Now I know that being an introvert doesn't mean that you hate people.  I love the definitions of intro/extraverts that explain it as describing how you recharge and where you get your energy.  Introverts refill their emotional tanks by being alone and having some well-deserved and needed "just-me-time" so that they can go back out and give of themselves to others.  Extroverts on the other hand, refill those reservoirs in their soul by spending time with people.  Of course these are very specific people, because not all relationships are of the "refilling" sort.  The reality is that a lot of relationships are very draining, but extroverts recharge by intentionally spending time with people who energize them rather than drain them.  

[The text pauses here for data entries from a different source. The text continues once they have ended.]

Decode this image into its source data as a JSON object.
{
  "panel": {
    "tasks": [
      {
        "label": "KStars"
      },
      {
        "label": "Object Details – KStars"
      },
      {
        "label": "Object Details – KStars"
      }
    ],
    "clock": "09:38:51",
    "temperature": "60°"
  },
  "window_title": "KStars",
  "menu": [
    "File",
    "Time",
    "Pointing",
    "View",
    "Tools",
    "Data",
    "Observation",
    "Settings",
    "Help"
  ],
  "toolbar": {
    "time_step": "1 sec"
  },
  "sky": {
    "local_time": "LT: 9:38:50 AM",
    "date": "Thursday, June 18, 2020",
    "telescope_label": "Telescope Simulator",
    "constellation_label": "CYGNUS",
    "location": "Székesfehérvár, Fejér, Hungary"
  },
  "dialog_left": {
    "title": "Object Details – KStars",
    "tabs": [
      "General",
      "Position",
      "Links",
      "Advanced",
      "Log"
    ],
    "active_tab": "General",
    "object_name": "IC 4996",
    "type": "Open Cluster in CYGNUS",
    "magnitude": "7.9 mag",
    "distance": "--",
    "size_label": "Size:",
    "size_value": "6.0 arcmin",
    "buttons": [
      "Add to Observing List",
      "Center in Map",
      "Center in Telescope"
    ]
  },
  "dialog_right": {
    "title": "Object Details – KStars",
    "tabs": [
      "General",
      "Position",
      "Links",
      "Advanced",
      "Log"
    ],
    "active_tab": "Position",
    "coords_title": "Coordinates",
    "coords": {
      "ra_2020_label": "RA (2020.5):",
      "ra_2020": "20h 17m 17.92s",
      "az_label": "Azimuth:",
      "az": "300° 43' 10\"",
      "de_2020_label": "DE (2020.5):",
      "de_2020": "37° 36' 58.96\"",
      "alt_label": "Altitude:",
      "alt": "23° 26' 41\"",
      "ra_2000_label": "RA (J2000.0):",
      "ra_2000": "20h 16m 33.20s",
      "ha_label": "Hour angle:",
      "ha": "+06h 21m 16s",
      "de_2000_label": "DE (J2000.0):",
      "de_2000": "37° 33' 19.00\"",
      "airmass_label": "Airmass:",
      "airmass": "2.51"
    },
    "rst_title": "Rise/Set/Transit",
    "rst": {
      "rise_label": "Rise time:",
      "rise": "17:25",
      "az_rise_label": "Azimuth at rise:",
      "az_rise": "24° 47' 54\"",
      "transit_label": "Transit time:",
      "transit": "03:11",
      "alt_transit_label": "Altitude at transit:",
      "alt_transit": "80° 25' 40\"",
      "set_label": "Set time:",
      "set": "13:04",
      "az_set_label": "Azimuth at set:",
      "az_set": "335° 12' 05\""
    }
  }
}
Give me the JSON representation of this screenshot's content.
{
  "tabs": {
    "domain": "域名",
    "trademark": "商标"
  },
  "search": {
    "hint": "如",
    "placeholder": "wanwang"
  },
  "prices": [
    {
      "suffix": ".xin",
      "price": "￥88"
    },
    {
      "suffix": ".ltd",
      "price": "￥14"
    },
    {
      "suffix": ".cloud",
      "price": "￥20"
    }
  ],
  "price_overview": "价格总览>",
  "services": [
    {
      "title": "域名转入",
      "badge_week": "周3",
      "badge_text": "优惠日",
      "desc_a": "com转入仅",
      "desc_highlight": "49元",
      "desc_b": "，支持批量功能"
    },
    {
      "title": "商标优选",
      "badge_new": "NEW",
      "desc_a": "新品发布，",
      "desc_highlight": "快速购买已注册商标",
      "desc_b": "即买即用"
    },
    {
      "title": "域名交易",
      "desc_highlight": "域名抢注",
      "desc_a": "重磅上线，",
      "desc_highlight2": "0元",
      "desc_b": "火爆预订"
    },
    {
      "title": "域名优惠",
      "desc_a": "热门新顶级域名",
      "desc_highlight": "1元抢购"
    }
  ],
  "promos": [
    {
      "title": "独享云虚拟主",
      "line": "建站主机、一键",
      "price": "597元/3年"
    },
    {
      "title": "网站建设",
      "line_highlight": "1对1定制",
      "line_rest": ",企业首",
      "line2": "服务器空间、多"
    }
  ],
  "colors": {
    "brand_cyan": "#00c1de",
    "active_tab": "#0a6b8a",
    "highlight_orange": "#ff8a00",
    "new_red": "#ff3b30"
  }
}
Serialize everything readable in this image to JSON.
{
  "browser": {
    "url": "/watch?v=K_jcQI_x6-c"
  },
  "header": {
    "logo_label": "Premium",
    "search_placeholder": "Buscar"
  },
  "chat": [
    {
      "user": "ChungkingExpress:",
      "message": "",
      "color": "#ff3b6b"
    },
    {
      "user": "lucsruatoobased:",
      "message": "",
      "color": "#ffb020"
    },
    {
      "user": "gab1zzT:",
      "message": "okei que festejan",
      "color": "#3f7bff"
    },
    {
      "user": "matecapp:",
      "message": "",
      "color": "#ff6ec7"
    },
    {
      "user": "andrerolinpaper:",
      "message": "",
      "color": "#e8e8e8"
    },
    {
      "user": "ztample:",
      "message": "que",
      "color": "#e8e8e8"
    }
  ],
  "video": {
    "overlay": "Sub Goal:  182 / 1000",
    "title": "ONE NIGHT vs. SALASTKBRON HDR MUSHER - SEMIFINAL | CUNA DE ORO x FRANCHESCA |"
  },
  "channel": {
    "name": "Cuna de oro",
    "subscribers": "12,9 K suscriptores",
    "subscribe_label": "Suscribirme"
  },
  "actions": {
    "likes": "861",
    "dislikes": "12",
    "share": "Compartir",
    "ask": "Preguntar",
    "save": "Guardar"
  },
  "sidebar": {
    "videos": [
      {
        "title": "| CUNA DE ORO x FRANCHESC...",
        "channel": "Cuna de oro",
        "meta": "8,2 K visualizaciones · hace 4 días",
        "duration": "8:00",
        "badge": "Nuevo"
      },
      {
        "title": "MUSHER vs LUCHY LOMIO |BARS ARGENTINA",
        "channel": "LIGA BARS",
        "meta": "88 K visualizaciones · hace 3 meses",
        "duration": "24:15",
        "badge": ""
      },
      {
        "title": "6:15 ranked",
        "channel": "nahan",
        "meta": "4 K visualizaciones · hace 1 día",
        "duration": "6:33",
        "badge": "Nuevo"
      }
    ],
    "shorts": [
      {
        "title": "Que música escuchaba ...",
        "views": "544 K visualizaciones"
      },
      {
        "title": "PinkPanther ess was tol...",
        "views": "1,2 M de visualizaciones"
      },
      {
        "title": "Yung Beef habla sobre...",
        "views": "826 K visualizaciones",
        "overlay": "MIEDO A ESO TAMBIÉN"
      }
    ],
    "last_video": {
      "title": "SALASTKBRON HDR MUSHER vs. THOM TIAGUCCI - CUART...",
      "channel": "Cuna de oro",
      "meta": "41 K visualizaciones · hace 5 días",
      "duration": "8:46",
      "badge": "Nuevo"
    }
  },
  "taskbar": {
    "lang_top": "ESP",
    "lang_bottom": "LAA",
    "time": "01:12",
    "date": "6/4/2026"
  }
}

Last weekend was a long weekend for us, and I chose to stay here at school rather than going home.  Gas is just too expensive.   But most of my hall was gone to some exotic location or another and life was pretty quiet around Balyo for three days.  I spent those three days mostly by myself, sleeping, reading, watching TV and movies, doing homework, and cleaning my room.  I enjoy all of those activities (yes, even homework and cleaning), and at the end of it all, I felt quite physically rested thanks to the massive amounts of sleep I'd gotten.  I started to wonder if maybe I was more of a introvert than I'd thought, because didn't I feel rested and refreshed?  It made some sense; I had chosen to spend most of the weekend alone and the idea had been very appealing to me, but by Tuesday morning when I went back to class, something was missing.  I certainly wasn't "recharged" and ready to plow through the next two months towards graduation.

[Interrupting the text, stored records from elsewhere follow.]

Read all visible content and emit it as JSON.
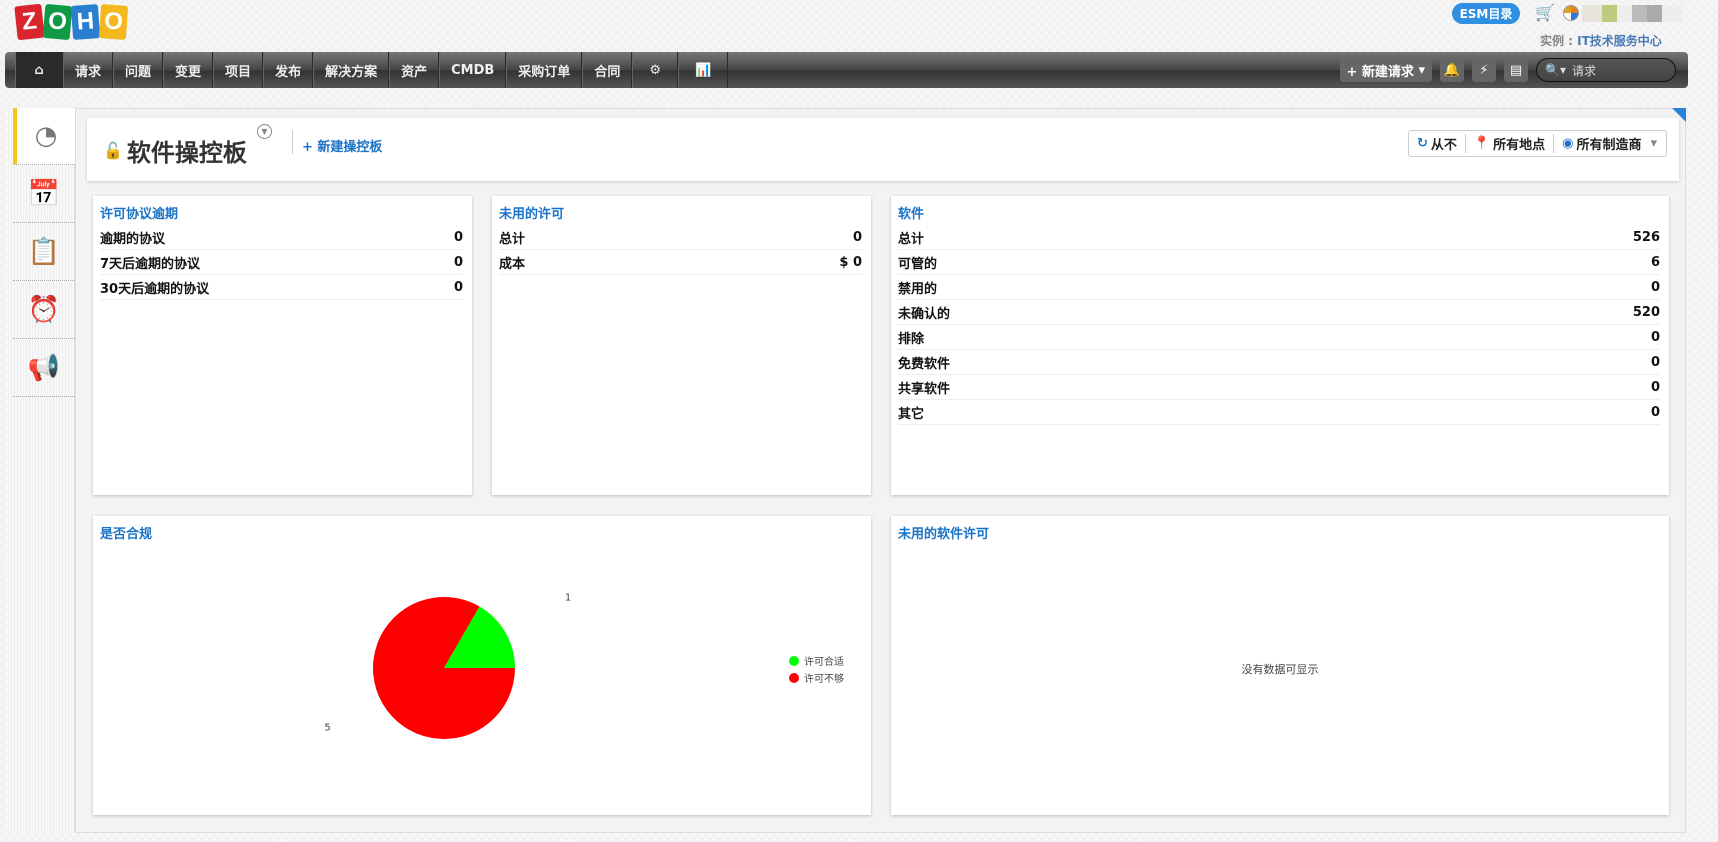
{
  "logo": [
    "Z",
    "O",
    "H",
    "O"
  ],
  "logo_colors": [
    "#d9262c",
    "#109a48",
    "#2a7fd1",
    "#f5b81c"
  ],
  "topbar": {
    "esm": "ESM目录",
    "instance_label": "实例 : ",
    "instance_name": "IT技术服务中心"
  },
  "nav": {
    "items": [
      "请求",
      "问题",
      "变更",
      "项目",
      "发布",
      "解决方案",
      "资产",
      "CMDB",
      "采购订单",
      "合同"
    ],
    "new_request": "+ 新建请求",
    "search_placeholder": "请求"
  },
  "header": {
    "title": "软件操控板",
    "new_dashboard": "+ 新建操控板",
    "filters": {
      "refresh": "从不",
      "location": "所有地点",
      "manufacturer": "所有制造商"
    }
  },
  "widgets": {
    "agreements": {
      "title": "许可协议逾期",
      "rows": [
        {
          "label": "逾期的协议",
          "value": "0"
        },
        {
          "label": "7天后逾期的协议",
          "value": "0"
        },
        {
          "label": "30天后逾期的协议",
          "value": "0"
        }
      ]
    },
    "unused": {
      "title": "未用的许可",
      "rows": [
        {
          "label": "总计",
          "value": "0"
        },
        {
          "label": "成本",
          "value": "$ 0"
        }
      ]
    },
    "software": {
      "title": "软件",
      "rows": [
        {
          "label": "总计",
          "value": "526"
        },
        {
          "label": "可管的",
          "value": "6"
        },
        {
          "label": "禁用的",
          "value": "0"
        },
        {
          "label": "未确认的",
          "value": "520"
        },
        {
          "label": "排除",
          "value": "0"
        },
        {
          "label": "免费软件",
          "value": "0"
        },
        {
          "label": "共享软件",
          "value": "0"
        },
        {
          "label": "其它",
          "value": "0"
        }
      ]
    },
    "compliance": {
      "title": "是否合规"
    },
    "unused_sw": {
      "title": "未用的软件许可",
      "empty": "没有数据可显示"
    }
  },
  "chart_data": {
    "type": "pie",
    "title": "是否合规",
    "slices": [
      {
        "label": "许可合适",
        "value": 1,
        "color": "#00ff00"
      },
      {
        "label": "许可不够",
        "value": 5,
        "color": "#ff0000"
      }
    ],
    "legend": "right"
  }
}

This weekend has been a bit different.  I left as soon as my last class was done for the day, drove to Vancouver, and talked to Alise on the phone the whole way.  First stop was at my brother's house to have him check on my ever-needy car, then I headed across town to the first installment of a student ministry conference with Dr. Baker.  I got to have dinner with Danny, Baker, and Alyson which was just a blast, and then had a much-needed catch up time at Starbucks with my favorite youth pastor.  Saturday included the rest of the conference and I caught up with my sister and my parents on the phone while I drove back to school.  As soon as I got back in town, I went straight to Brenna's house for a quick dinner/chat, and wound up going to church with her which of course included Steve and Chad and all those awesome people.  I slipped out of church a few minutes early to make it to band practice on time, but after practice I spent a while in the coffee shop with Kelli, Jeff, and Miranda just talking, laughing and catching up on our lives.  Today after church with those three, Mir and I made a whirlwind shopping trip through the mall before I met my lovely RA Madison for a long-overdue coffee date.  We sipped chai and talked about life, men, and graduation and laughed and cried together.  Madi and I went and tried on shoes and discussed options for her date to the Black and White Dance, and just genuinely enjoyed spending time together.  

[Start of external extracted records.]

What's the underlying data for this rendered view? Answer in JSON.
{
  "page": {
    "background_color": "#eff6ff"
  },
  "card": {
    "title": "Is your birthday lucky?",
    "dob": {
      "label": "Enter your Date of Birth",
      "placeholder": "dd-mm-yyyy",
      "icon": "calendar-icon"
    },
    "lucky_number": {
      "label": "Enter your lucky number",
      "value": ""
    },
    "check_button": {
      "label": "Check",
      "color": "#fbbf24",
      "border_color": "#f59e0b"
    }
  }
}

As I drove home from downtown, I was struck by one thing in particular:  right now, I am feeling so refreshed, full, blessed, and content.  Yes, I was busy this weekend, but I was constantly surrounded by people that I love.  People who encourage and challenge me and genuinely care about me.  It was then that I realized how much I value spending time with people who care about me and how much those interactions emotionally recharge me. 


So here is my conclusion:  Yes, I am still an extrovert.  I got a little less sleep than I probably should have this weekend, but I feel so much more energized to tackle my week than I did last weekend when I was getting 9 or 10 hours a night.  People recharge me, and make me realize just how blessed I am.  And I am very blessed indeed.